Typically, I separate this set of family members because they give their time and money to the organization. While one certainly hopes they get something back for their generosity (and I believe they will not stay active as family members if they do not receive, at least, some psychic reward) they are generous of their own accord, with no obligation to engage with the organization.
Over time, I am becoming more cognizant that the other kind of family -- the artists and the staff of the organization who form the internal family -- are motivated in large measure by similar factors as the external family of donors, audience members, etc. and have a strong influence on them. When the organization consistently produces important, vibrant art and does strong institutional and programmatic marketing, artists and staff members become more engaged and happier to participate in the activities of the organization.

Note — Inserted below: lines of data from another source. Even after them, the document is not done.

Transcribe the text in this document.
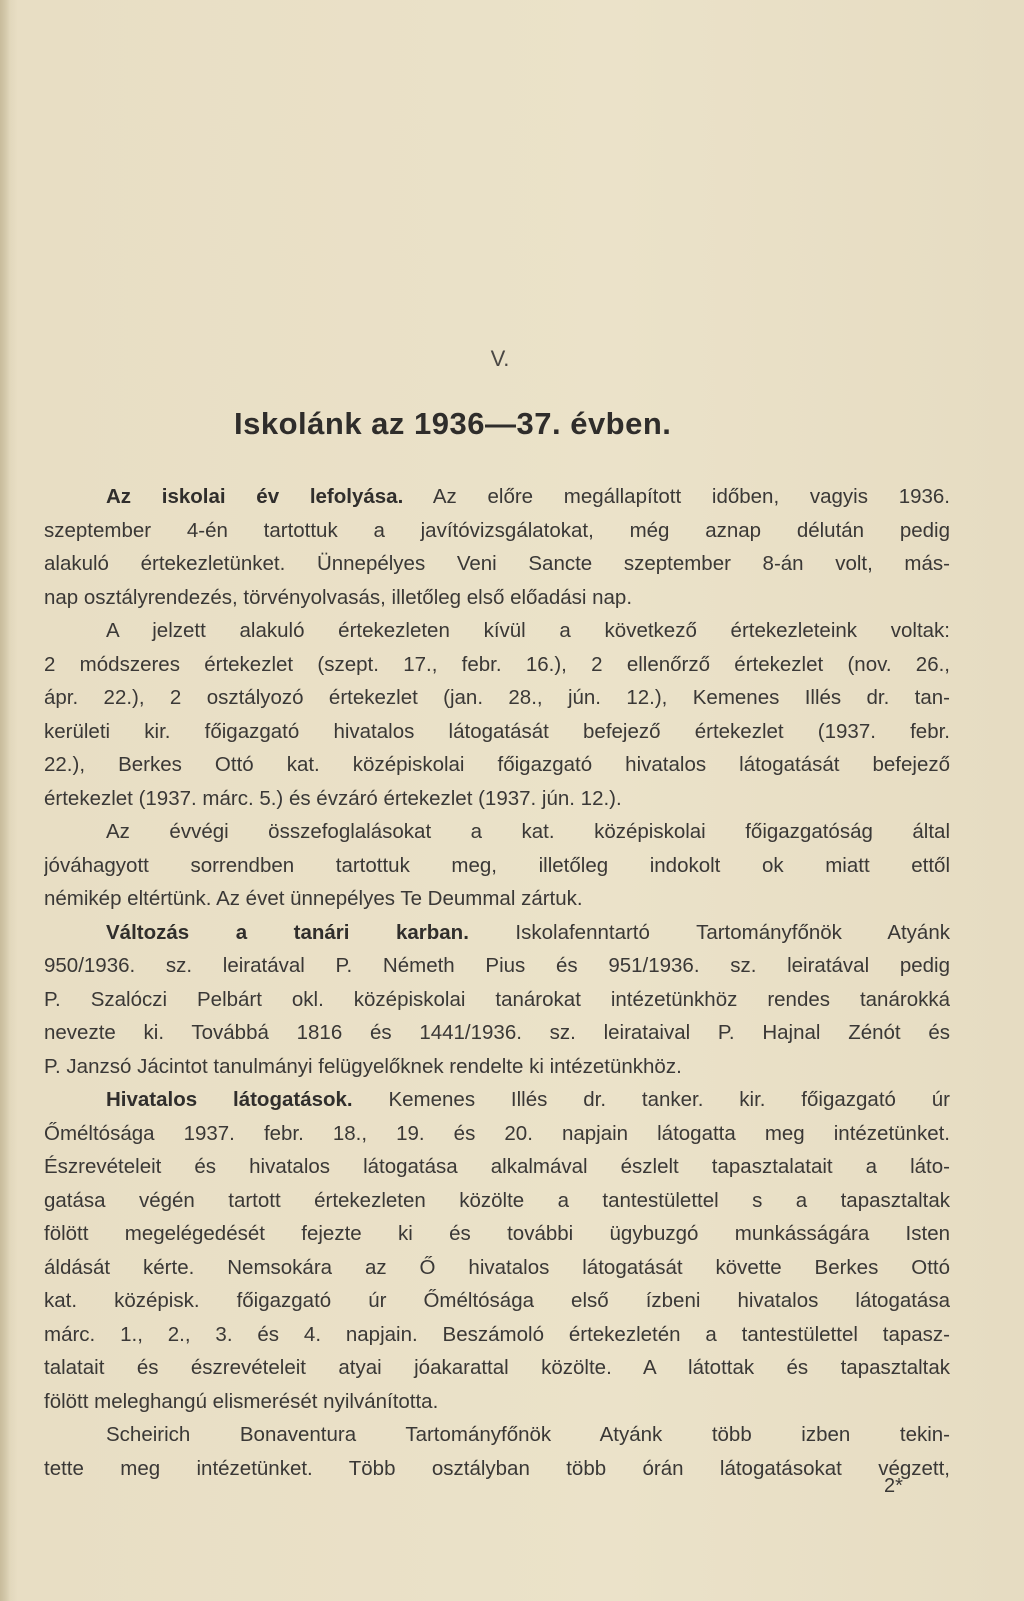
V.
Iskolánk az 1936—37. évben.
Az iskolai év lefolyása. Az előre megállapított időben, vagyis 1936.
szeptember 4-én tartottuk a javítóvizsgálatokat, még aznap délután pedig
alakuló értekezletünket. Ünnepélyes Veni Sancte szeptember 8-án volt, más-
nap osztályrendezés, törvényolvasás, illetőleg első előadási nap.
A jelzett alakuló értekezleten kívül a következő értekezleteink voltak:
2 módszeres értekezlet (szept. 17., febr. 16.), 2 ellenőrző értekezlet (nov. 26.,
ápr. 22.), 2 osztályozó értekezlet (jan. 28., jún. 12.), Kemenes Illés dr. tan-
kerületi kir. főigazgató hivatalos látogatását befejező értekezlet (1937. febr.
22.), Berkes Ottó kat. középiskolai főigazgató hivatalos látogatását befejező
értekezlet (1937. márc. 5.) és évzáró értekezlet (1937. jún. 12.).
Az évvégi összefoglalásokat a kat. középiskolai főigazgatóság által
jóváhagyott sorrendben tartottuk meg, illetőleg indokolt ok miatt ettől
némikép eltértünk. Az évet ünnepélyes Te Deummal zártuk.
Változás a tanári karban. Iskolafenntartó Tartományfőnök Atyánk
950/1936. sz. leiratával P. Németh Pius és 951/1936. sz. leiratával pedig
P. Szalóczi Pelbárt okl. középiskolai tanárokat intézetünkhöz rendes tanárokká
nevezte ki. Továbbá 1816 és 1441/1936. sz. leirataival P. Hajnal Zénót és
P. Janzsó Jácintot tanulmányi felügyelőknek rendelte ki intézetünkhöz.
Hivatalos látogatások. Kemenes Illés dr. tanker. kir. főigazgató úr
Őméltósága 1937. febr. 18., 19. és 20. napjain látogatta meg intézetünket.
Észrevételeit és hivatalos látogatása alkalmával észlelt tapasztalatait a láto-
gatása végén tartott értekezleten közölte a tantestülettel s a tapasztaltak
fölött megelégedését fejezte ki és további ügybuzgó munkásságára Isten
áldását kérte. Nemsokára az Ő hivatalos látogatását követte Berkes Ottó
kat. középisk. főigazgató úr Őméltósága első ízbeni hivatalos látogatása
márc. 1., 2., 3. és 4. napjain. Beszámoló értekezletén a tantestülettel tapasz-
talatait és észrevételeit atyai jóakarattal közölte. A látottak és tapasztaltak
fölött meleghangú elismerését nyilvánította.
Scheirich Bonaventura Tartományfőnök Atyánk több izben tekin-
tette meg intézetünket. Több osztályban több órán látogatásokat végzett,
2*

And when artists and staff are happier and more engaged, they work harder and far more effectively to build relationships with donors, audience members and others outside the organization who have the power to help it grow and develop. Artists can be our most effective fundraisers if they are happy; conversely, when they are angry or frustrated they can communicate these feelings to our supporters, often our most loyal donors who can easily become disenchanted.

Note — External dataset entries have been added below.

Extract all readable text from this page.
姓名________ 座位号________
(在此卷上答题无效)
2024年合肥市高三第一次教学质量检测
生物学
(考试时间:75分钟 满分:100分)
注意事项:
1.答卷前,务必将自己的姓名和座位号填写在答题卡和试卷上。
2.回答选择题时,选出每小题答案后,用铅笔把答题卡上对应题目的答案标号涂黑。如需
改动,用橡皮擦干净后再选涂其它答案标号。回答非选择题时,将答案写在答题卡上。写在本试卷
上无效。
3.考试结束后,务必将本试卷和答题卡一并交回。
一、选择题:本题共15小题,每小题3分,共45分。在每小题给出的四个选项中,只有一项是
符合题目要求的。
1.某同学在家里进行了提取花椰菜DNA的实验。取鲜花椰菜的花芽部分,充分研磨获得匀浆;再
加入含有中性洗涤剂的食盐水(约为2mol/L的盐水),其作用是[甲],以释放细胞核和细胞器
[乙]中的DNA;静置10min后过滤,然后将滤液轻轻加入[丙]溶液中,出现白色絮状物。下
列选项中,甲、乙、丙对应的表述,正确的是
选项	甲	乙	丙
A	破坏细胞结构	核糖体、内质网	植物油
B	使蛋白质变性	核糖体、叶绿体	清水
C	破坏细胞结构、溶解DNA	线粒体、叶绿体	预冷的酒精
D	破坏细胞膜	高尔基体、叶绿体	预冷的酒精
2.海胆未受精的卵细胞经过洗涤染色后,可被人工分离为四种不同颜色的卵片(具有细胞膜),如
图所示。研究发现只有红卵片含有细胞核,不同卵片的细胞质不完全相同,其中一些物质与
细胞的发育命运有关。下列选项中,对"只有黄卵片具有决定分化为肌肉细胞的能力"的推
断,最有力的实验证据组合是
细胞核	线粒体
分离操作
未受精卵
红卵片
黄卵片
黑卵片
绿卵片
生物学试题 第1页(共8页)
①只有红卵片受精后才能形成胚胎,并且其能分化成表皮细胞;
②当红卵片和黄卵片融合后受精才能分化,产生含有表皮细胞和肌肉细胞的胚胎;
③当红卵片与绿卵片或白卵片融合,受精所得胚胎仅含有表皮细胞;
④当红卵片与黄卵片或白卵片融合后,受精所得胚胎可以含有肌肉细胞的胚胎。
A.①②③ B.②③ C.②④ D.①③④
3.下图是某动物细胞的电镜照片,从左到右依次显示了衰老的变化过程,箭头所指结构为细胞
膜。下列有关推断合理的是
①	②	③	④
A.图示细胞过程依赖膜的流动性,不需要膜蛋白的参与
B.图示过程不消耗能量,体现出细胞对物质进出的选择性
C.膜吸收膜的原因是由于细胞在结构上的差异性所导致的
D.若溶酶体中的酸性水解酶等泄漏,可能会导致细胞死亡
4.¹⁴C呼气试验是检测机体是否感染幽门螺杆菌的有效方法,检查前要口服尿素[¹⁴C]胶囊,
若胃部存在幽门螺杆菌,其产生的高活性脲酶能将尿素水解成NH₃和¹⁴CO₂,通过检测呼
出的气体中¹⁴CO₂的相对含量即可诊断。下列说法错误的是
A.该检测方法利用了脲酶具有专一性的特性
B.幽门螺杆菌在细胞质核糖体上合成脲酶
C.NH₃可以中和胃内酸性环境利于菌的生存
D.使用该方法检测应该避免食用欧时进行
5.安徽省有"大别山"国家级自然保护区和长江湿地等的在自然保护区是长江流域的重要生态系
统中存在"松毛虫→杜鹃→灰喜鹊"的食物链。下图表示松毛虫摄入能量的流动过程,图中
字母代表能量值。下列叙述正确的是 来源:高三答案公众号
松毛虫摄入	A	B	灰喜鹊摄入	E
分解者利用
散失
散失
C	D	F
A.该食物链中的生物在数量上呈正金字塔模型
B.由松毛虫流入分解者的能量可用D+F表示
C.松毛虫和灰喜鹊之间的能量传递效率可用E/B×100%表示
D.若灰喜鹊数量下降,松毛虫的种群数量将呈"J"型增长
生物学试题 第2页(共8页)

I have seen the power of happy staff and artists displayed most potently when troubled arts organizations get healthy. When they are sick, and when the staff and artists are unhappy and frustrated, they can and often do more public relations damage than a vicious article in the press. They discuss the dysfunction in the organization, complain about poor decision-making and express severe pessimism about the future of the institution. This can only help to dissuade donors from participating. When the organization begins to regain its health, however, and the artists and staff are excited about future programming, pleased with aggressive marketing efforts and optimistic about the health of the institution, they become important advocates for the organization, encouraging donors and audience members to become involved.
This is one of the reasons that labor strife is so damaging to arts organizations and must be avoided whenever possible. Unhappy employees almost always lead to an unhappy family. And it is too easy for members of our external family to depart for happier organizations where they will be embraced by artists, staff and other donors and audience members who are happy to share the excitement of their organization. Long after the labor problem is solved, the impact can be felt.